Museum and tourist site in Ashanti Region, Ghana

The Yaa Asantewaa Museum is a museum in Ejisu Municipal District in the Ashanti Region of Ghana. It was built to honor legendary Ashanti leader Yaa Asantewaa, who was the queen mother of Ejisu.

The museum was established in 2000, to mark the centenary of the Yaa Asantewaa War. It aimed to recreate a typical Asante royal residence from ca. 1900. Located at her grave side in Besease, the hometown of Yaa Asantewaa, it gives off the modern feel of the days of the old through the memories of war.

== Gutted By Fire==
In 2004, the museum was gutted by a fire. Most of its relics that were inside were destroyed, and only a few clay pots remained. As a result of the fire and closure of the museum, tourism within the area significantly decreased.

==Rebuilding==
In October 2009, local leaders expressed a desire to refurbish the museum, and in 2016 UNICEF agreed to contribute US$10 million towards its reconstruction. The new facility was to be constructed on a 14-acre plot of land.
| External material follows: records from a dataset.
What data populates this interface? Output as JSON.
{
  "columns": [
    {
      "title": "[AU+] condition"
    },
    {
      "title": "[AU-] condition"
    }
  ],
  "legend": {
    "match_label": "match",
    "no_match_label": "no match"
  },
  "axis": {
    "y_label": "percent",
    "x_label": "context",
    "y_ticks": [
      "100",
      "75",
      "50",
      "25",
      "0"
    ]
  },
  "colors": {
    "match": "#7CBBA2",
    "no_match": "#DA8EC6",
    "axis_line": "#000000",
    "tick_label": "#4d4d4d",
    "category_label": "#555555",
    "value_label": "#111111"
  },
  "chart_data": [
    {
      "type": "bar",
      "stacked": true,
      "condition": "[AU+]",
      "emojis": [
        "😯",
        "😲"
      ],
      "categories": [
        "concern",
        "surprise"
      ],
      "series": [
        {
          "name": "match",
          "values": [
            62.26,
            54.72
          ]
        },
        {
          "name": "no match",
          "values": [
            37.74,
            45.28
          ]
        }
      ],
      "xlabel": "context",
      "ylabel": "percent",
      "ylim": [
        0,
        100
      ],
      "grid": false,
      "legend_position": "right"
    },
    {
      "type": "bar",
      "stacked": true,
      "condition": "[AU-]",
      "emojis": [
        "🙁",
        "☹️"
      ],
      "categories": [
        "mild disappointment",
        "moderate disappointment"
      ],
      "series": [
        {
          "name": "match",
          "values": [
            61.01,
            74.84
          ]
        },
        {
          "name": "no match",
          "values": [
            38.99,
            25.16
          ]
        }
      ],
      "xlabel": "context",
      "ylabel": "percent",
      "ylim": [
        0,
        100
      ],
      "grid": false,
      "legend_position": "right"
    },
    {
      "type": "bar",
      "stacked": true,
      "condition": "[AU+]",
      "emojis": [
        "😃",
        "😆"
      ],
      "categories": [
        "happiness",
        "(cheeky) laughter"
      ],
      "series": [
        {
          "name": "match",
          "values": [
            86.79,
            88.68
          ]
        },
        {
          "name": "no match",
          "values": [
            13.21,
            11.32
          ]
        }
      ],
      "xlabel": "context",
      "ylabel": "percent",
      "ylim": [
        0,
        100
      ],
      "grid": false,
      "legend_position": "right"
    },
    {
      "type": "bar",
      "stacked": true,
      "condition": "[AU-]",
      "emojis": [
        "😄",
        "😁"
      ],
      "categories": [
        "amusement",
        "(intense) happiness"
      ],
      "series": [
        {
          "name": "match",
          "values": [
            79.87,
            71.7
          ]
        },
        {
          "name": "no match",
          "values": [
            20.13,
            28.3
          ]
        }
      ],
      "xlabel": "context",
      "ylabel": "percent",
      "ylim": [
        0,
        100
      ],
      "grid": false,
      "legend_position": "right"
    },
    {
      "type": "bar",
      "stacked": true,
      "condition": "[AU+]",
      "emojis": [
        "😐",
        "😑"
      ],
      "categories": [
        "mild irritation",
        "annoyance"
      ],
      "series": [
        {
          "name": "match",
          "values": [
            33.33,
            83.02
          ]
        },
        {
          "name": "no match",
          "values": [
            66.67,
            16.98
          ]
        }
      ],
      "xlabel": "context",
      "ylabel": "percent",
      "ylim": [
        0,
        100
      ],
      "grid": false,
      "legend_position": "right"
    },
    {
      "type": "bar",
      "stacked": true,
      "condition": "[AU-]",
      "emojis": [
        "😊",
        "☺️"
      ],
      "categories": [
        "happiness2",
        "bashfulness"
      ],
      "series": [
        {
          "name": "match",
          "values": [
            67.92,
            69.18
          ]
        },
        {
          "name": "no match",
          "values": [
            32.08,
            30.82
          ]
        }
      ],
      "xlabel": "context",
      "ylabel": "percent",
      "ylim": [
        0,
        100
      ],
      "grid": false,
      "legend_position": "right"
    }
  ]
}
The Ejisu-Juabeng Municipal Assembly was tasked to spearhead the reconstruction process but the re-construction stalled.

In February 2024, a new pledge from the Asantehene to construct a new heritage museum to honor the late queen mother was made again. According to them, the new museum was to be called Yaa Asantewaa Memorial Heritage Museum with artistic impression showcasing a modern feel of old traditional memories.